I find sysctl(3) in OpenBSD 6.2 is changed to system call in -current
(please refer the manual: https://man.openbsd.org/sysctl.2).

So the sysctl would be a system call instead of library function in
future OpenBSD?

Thanks in advance!

Best Regards
Nan Xiao
Theo de Raadt
2018-03-13 02:52:07 UTC
Permalink
It is a library routine that calls a system call.

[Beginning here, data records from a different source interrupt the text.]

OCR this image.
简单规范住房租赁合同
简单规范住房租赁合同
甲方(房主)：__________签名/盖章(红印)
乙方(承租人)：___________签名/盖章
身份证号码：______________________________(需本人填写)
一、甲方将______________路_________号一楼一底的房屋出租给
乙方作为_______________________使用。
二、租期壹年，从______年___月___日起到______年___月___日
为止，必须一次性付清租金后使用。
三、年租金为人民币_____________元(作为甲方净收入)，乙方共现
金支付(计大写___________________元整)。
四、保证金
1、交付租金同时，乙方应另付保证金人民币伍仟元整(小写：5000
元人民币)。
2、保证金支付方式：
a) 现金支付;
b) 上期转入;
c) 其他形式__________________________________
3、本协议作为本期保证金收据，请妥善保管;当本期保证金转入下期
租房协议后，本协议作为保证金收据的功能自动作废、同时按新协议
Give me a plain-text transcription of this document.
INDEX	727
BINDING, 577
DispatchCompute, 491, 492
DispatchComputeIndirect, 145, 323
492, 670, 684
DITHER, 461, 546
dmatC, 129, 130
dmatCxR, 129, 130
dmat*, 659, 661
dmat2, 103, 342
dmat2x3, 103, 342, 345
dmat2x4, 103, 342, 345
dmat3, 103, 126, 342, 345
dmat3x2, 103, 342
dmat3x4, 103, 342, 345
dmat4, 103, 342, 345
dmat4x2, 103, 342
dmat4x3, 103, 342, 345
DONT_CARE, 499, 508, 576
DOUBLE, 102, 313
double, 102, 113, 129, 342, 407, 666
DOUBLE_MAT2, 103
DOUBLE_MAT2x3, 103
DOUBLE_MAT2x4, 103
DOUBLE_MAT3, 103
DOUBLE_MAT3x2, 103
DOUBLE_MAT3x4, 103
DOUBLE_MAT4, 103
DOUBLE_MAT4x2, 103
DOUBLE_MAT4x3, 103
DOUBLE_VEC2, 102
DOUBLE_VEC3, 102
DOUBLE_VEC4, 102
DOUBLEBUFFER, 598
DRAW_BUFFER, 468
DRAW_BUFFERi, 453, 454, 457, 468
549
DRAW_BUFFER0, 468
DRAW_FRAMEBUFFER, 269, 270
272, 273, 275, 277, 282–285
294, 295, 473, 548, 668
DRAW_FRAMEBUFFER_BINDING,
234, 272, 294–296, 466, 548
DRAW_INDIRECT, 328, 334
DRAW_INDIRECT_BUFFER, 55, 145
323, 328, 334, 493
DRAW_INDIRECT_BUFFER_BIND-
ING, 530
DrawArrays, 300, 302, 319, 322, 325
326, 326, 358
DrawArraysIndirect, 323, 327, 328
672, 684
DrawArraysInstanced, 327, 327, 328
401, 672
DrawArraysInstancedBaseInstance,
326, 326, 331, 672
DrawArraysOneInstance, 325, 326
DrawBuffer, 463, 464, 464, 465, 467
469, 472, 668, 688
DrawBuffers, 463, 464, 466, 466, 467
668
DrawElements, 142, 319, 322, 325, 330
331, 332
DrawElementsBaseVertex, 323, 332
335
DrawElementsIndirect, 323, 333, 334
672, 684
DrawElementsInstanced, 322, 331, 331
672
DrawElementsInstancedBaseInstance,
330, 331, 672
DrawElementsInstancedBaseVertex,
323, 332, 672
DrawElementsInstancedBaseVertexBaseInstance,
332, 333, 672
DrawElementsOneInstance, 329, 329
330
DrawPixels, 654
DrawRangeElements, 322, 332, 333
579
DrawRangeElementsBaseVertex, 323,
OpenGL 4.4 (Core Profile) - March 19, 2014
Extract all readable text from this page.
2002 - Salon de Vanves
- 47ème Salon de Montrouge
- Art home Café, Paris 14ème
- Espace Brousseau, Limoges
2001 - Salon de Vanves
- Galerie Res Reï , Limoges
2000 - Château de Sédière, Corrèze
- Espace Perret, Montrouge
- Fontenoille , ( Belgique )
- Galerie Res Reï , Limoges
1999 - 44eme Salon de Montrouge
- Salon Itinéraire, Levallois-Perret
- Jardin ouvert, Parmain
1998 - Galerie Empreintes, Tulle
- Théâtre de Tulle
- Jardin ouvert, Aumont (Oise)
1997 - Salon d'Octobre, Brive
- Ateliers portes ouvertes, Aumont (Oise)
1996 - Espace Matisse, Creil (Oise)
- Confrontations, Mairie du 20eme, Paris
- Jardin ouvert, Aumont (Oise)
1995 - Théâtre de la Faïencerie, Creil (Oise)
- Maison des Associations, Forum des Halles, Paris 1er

It isn't worth changing at this point.
Post by Nan Xiao
I find sysctl(3) in OpenBSD 6.2 is changed to system call in -current
(please refer the manual: https://man.openbsd.org/sysctl.2).
So the sysctl would be a system call instead of library function in
future OpenBSD?
Thanks in advance!
Best Regards
Nan Xiao
Philip Guenther
2018-03-13 03:14:39 UTC
Permalink
Post by Theo de Raadt
It is a library routine that calls a system call.
It isn't worth changing at this point.
Actually we did.
Post by Theo de Raadt
Post by Nan Xiao
I find sysctl(3) in OpenBSD 6.2 is changed to system call in -current
(please refer the manual: https://man.openbsd.org/sysctl.2).
So the sysctl would be a system call instead of library function in
future OpenBSD?
Back when sysctl() supported the CTL_USER branch of MIB, the function in
libc had non-trivial logic. At some point I deleted the CTL_USER support
reducing it just a trivial wrapper around the ASM that did the syscall, and
then we deleted the shim and just made it the ASM shim directly like many
of the other syscalls.

...but don't read too much into the section 2 vs section 3 distinction.
For example, consider the first six syscalls: exit, fork, read, write,
open, close. *None* of those are bare ASM shims; *all* of them have
non-trivial wrappers in libc! exit(3) is widely acknowledged as such and
_exit(2) is provided for direct access to the syscall, but we're not going
to rename the manpages for the others just to reflect that fork(2) handles
pthread_atfork() registrations, and the other four do pthread cancellation
checks.

At this point section 2 mean, uh, "you may see this in kdump output"?